IN R 2(2) of the Environmental Protection (Waste Recycling Payments) Regulations 1992, which provided that the payment which a waste disposal authority was required by s 52(1) of the Environmental Protection Act 1990 to make to a waste collection authority for the recycling of waste should be calculated by reference to the disposal authority's "most expensive disposal method for waste collected in the relevant area", the word "method" referred to a particular disposal contract, not to the general mode of disposal.

Richard Langham (Borough Solicitor) for the applicant; William Upton (County Head of Legal Services) for the respondent.

Highway

Ward Construction (Medway) Ltd v Kent County Council; CA (Henry, Ward LJJ, Sir Christopher Staughton) 5 Feb 1999.

THE WORDS "towards the expenses incurred in . . . executing the said works" in s 278 of the Highways Act 1980 were not limited to the cost of building and engineering work, but also included the cost of acquisition of land where that was necessary for the execution of the works. It was clear that developers who entered into agreements with highway authorities under s 278 were to make contributions based on the total cost of the works, including acquisition costs.

Malcolm Spence QC, Adrian Trevelyan Thomas, Thomas Lowe (Sharpe Pritchard as London agents for Kent County Council) for the council; Gerard Ryan QC, Rodney Stewart-Smith (Kingsley Smith & Co, Chatham) for Wards.

Legal aid

R v Legal Aid Board, ex p Reseigh; QBD, Crown Office List (Moses J) 4 Feb 1999.

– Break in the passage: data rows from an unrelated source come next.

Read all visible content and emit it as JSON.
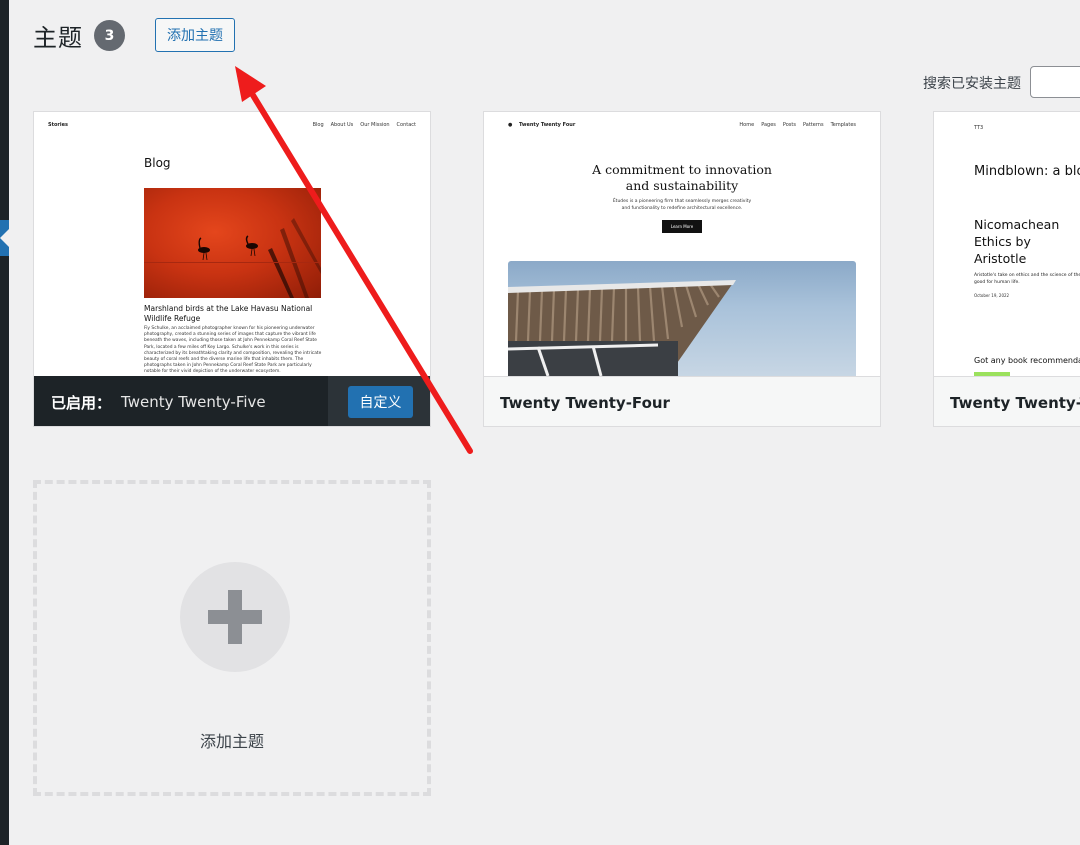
{
  "header": {
    "title": "主题",
    "count": "3",
    "add_button_label": "添加主题"
  },
  "search": {
    "label": "搜索已安装主题",
    "placeholder": ""
  },
  "themes": [
    {
      "name": "Twenty Twenty-Five",
      "active": true,
      "active_label": "已启用：",
      "customize_label": "自定义",
      "preview": {
        "site_title": "Stories",
        "nav": [
          "Blog",
          "About Us",
          "Our Mission",
          "Contact"
        ],
        "page_heading": "Blog",
        "post_title": "Marshland birds at the Lake Havasu National Wildlife Refuge",
        "post_body": "Fiy Schulke, an acclaimed photographer known for his pioneering underwater photography, created a stunning series of images that capture the vibrant life beneath the waves, including those taken at John Pennekamp Coral Reef State Park, located a few miles off Key Largo. Schulke's work in this series is characterized by its breathtaking clarity and composition, revealing the intricate beauty of coral reefs and the diverse marine life that inhabits them. The photographs taken in John Pennekamp Coral Reef State Park are particularly notable for their vivid depiction of the underwater ecosystem."
      }
    },
    {
      "name": "Twenty Twenty-Four",
      "active": false,
      "preview": {
        "site_title": "Twenty Twenty Four",
        "nav": [
          "Home",
          "Pages",
          "Posts",
          "Patterns",
          "Templates"
        ],
        "heading_line1": "A commitment to innovation",
        "heading_line2": "and sustainability",
        "sub_line1": "Études is a pioneering firm that seamlessly merges creativity",
        "sub_line2": "and functionality to redefine architectural excellence.",
        "button": "Learn More"
      }
    },
    {
      "name": "Twenty Twenty-Th",
      "active": false,
      "preview": {
        "logo": "TT3",
        "title": "Mindblown: a blo",
        "post_line1": "Nicomachean",
        "post_line2": "Ethics by",
        "post_line3": "Aristotle",
        "excerpt": "Aristotle's take on ethics and the science of the good for human life.",
        "date": "October 19, 2022",
        "footer_text": "Got any book recommenda"
      }
    }
  ],
  "add_tile": {
    "label": "添加主题"
  },
  "colors": {
    "accent": "#2271b1",
    "dark_bar": "#1d2327",
    "badge": "#646970",
    "annotation_arrow": "#ee1c1c"
  }
}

WHEN CONSIDERING an application for legal aid, the Legal Aid Board was entitled to consider the jurisdiction of the small claims court, which was founded on the value of the claim, before considering the complexity of the case and the applicant's circumstances. If the claim fell within the small claims jurisdiction, the next step was to determine whether the applicant should nevertheless have legal aid in the light of the circumstances.

Josephine Henderson (Moss & Co) for the applicant; Javan Herberg (Legal Aid Board Legal Department) for the Board.

Solicitor

Gregory v Shepherds (a firm); Chancery Division (Judge Behrens sitting as a deputy High Court judge) 8 Feb 1999.

WHERE A Spanish lawyer instructed by an English solicitor in connection with a property transaction in Spain carried out his instructions negligently, his negligence could not be imputed to the English solicitor. The Spanish lawyer's services were not part and parcel of the services provided by the English solicitor: he was an independent Spanish legal expert instructed by the English solicitor on behalf of the client, and not the solicitor's agent.

Katharine Holland (Pickering Butters) for the plaintiff; Richard Walford (Wansbroughs Willey Hargrave) for the defendant.

Sentencing

R v Gloucester Crown Court, ex p McGeary; QBD, Div Ct (Lord Bingham CJ, Brian Smedley J) 1 Feb 1999.

IT WAS doubtful whether it would ever be appropriate for a Crown Court, on appeal, to lengthen a sentence imposed by a magistrates' court in order to ensure supervision of the defendant upon release. Accordingly, the decision to increase the defendant's sentence from six months' to 12 months' imprisonment would be quashed.

Edward Burgess (Gadd & Partners, Cheltenham) for the applicant; the respondent did not appear.